Она молча смотрела на афишу. «Не пойдет», — с тревогой подумал Акилов.
— Я — за! — сказала она. — Только лучше на вечерний сеанс.
Вечером они смотрели «Картуш». Фильм был слабый, и несравненный Бельмондо ничем не мог помочь. Акилов видел эту картину в прошлом году, поэтому происходящее на экране его не интересовало. Весь сеанс он искоса следил за Галимой. В темноте ее шея казалась длинной и хрупкой; он подумал, что, держа эту шею в ладонях, почувствуешь, наверное, будто в пальцах у тебя дрожит птенец.
После сеанса, прогуливаясь у моря, они дружно критиковали фильм. Он с удовольствием слушал точные замечании Галимы и был рад, что вкусы у них совпадают. Прогулки закончилась у подъезда пятиэтажного дома, где жила Галима.
— Интересно, сколько с вас дерут в этом фешенебельном отеле? — спросил Акилов.
— Нисколько. Я остановилась у своей тети.
— Родственники в Гаграх — самые любимые, — пошутил он. — Тетя, наверное, сейчас притаилась у окна…
— Она поехала в Ессентуки, — Галима усмехнулась. — Племяннице грозит дурное влияние улицы.
Акилов подумал, не напроситься ли на «кофе», но тут же отогнал эту мысль. Он боялся услышать вежливый отказ, боялся разрушить хрупкий мостик, возникший между ними.
Молчание длилось несколько секунд. Галима, как бы давая понять, что он не ошибся, коснулась пальцами его руки и сказала: «До завтра, товарищ Галилей!». Они расстались, договорившись встретиться на пляже.

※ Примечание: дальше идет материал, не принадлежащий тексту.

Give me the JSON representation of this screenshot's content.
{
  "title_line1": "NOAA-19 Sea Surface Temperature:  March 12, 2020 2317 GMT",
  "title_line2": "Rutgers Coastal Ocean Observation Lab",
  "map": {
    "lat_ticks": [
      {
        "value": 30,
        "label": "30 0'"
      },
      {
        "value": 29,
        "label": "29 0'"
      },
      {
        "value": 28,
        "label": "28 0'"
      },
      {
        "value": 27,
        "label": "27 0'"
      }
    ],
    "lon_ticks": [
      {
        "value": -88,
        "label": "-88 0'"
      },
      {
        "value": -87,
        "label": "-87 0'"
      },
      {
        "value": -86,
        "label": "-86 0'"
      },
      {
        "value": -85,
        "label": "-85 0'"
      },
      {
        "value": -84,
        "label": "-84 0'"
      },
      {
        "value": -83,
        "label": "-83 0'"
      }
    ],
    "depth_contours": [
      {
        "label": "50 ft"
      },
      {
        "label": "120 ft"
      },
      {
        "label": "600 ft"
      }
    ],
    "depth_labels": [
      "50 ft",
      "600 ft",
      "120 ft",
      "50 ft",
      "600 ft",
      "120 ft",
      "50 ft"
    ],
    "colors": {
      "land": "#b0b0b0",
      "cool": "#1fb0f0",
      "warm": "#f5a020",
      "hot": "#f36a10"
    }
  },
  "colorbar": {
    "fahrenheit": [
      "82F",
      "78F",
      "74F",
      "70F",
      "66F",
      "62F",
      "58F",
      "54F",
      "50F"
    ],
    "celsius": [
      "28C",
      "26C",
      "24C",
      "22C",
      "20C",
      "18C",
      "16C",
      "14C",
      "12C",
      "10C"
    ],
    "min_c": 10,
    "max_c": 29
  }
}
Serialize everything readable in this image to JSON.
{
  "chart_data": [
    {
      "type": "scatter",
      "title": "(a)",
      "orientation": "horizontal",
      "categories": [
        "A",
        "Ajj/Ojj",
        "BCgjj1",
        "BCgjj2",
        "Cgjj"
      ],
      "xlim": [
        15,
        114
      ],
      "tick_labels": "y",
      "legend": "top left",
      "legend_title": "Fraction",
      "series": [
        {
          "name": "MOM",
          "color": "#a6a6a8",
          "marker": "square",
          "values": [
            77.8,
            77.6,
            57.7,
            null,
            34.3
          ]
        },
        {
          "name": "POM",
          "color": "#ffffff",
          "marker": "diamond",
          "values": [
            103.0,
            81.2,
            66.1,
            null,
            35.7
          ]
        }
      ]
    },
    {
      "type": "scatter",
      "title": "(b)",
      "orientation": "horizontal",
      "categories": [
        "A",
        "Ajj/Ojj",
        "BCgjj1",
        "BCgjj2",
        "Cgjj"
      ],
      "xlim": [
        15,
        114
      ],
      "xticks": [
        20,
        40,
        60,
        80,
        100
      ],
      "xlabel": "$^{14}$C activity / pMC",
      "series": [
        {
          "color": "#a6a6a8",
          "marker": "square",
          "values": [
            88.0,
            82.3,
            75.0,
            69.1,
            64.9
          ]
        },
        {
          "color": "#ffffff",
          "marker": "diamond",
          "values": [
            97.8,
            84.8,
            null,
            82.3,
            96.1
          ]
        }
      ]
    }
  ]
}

И опять Акилов лежал в своем бунгало, пытаясь навести в душе порядок. «Отдышись, — говорил он себе. — Что ты Гекубе — что тебе Гекуба? Не будет ничего, кроме хлопот и беспокойства». Напрасно он призывал на помощь рассудок. Галима стояла перед глазами. Он заснул с мыслями о ней и проснулся, думая о ней…
Утром Акилов пришел на пляж раньше обычного и занял два лежака, подтащив их к самой воде. Галима появилась через час.
— Я уж думал, вы не придете, — сказал он.
— Почему?
— Не знаю, — Акилов кивнул на лежаки. — Располагайтесь, чувствуйте себя как дома…
Она сбросила с себя сарафан, оставшись в черно-желтом открытом купальнике, подчеркивающем ее загар и стройность фигуры. Рядом с ней Акилов чувствовал себя грузным и неуклюжим. Его раздражали обращенные к Галиме взгляды мужчин; хотя, с другой стороны, эти взгляды тешили его самолюбие.
Они заплывали далеко в море, и однажды даже за ними погналась спасательная моторка. После купания они падали на горячие камни и, подставив спины солнцу, наблюдали за пляжной публикой. Выбрав какую-нибудь колоритную фигуру, они сочиняли диалоги, которые ведут Он и Она. Посмеиваясь над чужим флиртом, они как бы избавлялись от скучных, банальных разговоров. Забавная игра, требующая выдумки и остроумия, нравилась обоим, но вскоре Акилов почувствовал, что постоянная ирония может, подобно бумерангу, обратиться против них самих.
— Между прочим, — сказал он, — не исключено, что кто-то сейчас хихикает над нами.
— А разве мы с вами не похожи на героев такого же водевиля? — спросила Галима.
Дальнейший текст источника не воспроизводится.